Das Leitmotiv für Farag war ein Heiliger Krieg - nach der herrschenden Lehre der islamischen Ulama - als Pflicht der Gemeinschaft (fard kifaya). Sirria hatte in seinem Buch al-farida al-ga´iba ("Die abwesende Pflicht") die Ansicht vertreten, dass der Jihad die Pflicht eines jeden Muslims sei - eine individuelle Pflicht wie das Beten, das Ramadan-Fasten und die Pilgerfahrt nach Mekka - jeder Muslim sei zudem verpflichtet, dem ungläubigen Herrscher die Gehorsamkeit zu verweigern und für die Errichtung des islamischen Staat einzutreten.

Zu den geschilderten Strömungen kamen gegen Ende der achtziger Jahre in Ägypten zwei weitere Bewegungen hinzu: die al-Jama´ a al-Islamiya unter Scheich Umar Abd al-Rahman, der später in den USA für den ersten Anschlag auf das World Trade Center (1993) verantwortlich gemacht wurde, und eine Jihad-Gruppe unter Abud al-Zumar. Der Unterschied zwischen beiden liegt bis heute in deren Aktionsformen. Während al-Jihad eine klandestine Struktur bleiben möchte, legt al-Jama´ a al-Islamiya Wert auf öffentliche Präsenz. Konsens besteht hinsichtlich der Haltung zur westlichen Zivilisation, die übereinstimmend als Verkörperung von Unglaube und Ignoranz (jahiliya) betrachtet wird. Aufschlussreich ist die Karriere, die beiden Gruppierungen seit den späten achtziger Jahren in Afghanistan zu verzeichnen haben.

Refugium Afghanistan

Als nach der Ermordung Sadats im Jahr 1981 die ägyptischen Islamisten in den Untergrund gehen mussten und vom Staat gnadenlos verfolgt wurden, bot sich Afghanistan als Zuflucht an. Wer dorthin ging, betrachtete den Kampf gegen die Sowjettruppen als religiöse Pflicht und sah sich dank finanzieller Hilfe aus Saudi-Arabien bald auch militärisch glänzend ausgebildet und ausgerüstet. Die so formierte Guerilla firmierte in der internationalen Presse unter dem Label "arabische Afghanen". Zu den reichen Saudis, die sich dafür engagierten, zählte Osama bin Laden ebenso wie die saudische Königsfamilie. An der afghanisch-pakistanischen Grenze entstand unter anderem ein Ausbildungslager für die Mudschaheddin, das Bait al-Qaida (übersetzt: Stützpunkthaus) genannt wurde und später der Organisation bin Ladens den Namen gab: "Qaida". Vermutlich geriet der Betreffende selbst - er hielt sich bis zum Abzug der Sowjets 1989 fast ständig in Afghanistan auf - unter den Einfluss des Arztes und radikalen Islamisten Ayman al-Zawahiri - ein Mitglied der ägyptischen Jihad-Gruppe, das wegen seiner Verwicklung in das Sadat-Attentat zu drei Jahren Gefängnis verurteilt worden war.
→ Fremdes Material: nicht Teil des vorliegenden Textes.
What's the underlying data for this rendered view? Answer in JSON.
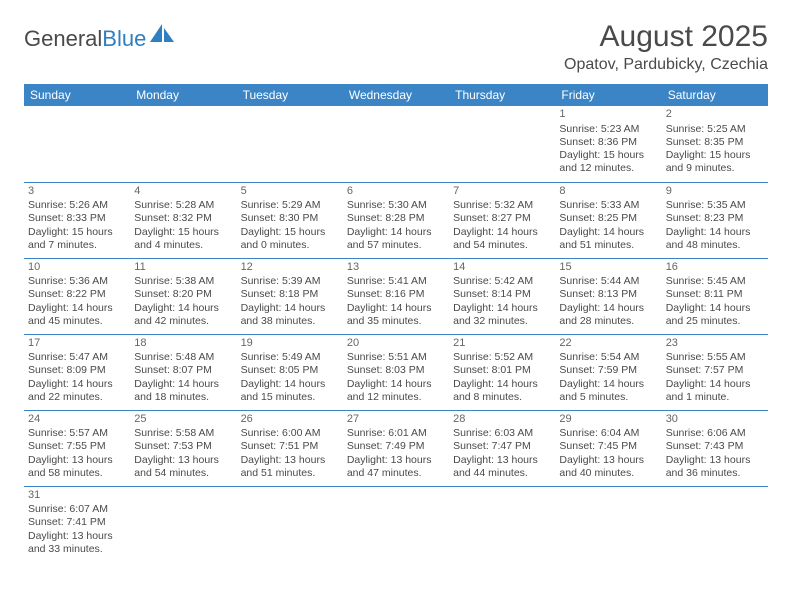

Nach dem Ende des Afghanistankrieges verließen die "arabische Afghanen" zunächst ihr Refugium in Richtung Sudan, Westeuropa und USA, wobei sie untereinander in reger Kommunikation blieben. Einige Gewalttaten, wie die Anschläge gegen ägyptische Politiker und ausländische Touristen, gingen hernach auf das Konto der Jama´a al-Islamiya und des Jihad. Afghanistan selbst wurde erst wieder nach der Machtübernahme durch die Taleban im September 1996 zum Anlaufpunkt von Islamisten aus Ägypten, Algerien und anderen arabischen Staaten. Auch Osama bin Laden und sein engster Vertrauter al-Zawahiri kehrten zurück, doch war Afghanistan mitnichten das Milieu, in dem die "Theorie der Ignoranz" von Sayyid Qutb einen Missionierungsauftrag gehabt hätte, denn Afghanistan war nach dem Sieg der Mudschaheddin ein konservativ-islamischer Staat, der sich konsequent auf die traditionelle Lehre des Islam (al-salafiya) stützte. Die Gottesschüler des Mullah Omar konnten mit der Lehre Sayyid Qutbs wenig anfangen. Doch für Osama bin Laden und seine Glaubensbrüder blieb allein entscheidend, in Afghanistan erneut eine sichere Zuflucht gefunden zu haben, verbunden mit der Hoffnung, dort die "Gottesherrschaft anstelle der Ignoranz" durchzusetzen. Dafür war das Land am Hindukusch jedoch nicht mehr als eine beliebige Folie - Osama bin Laden hätte versuchen können, seinen radikalen Islam auch nach Somalia oder in einen anderen arabischen oder nordafrikanischen Staat zu tragen.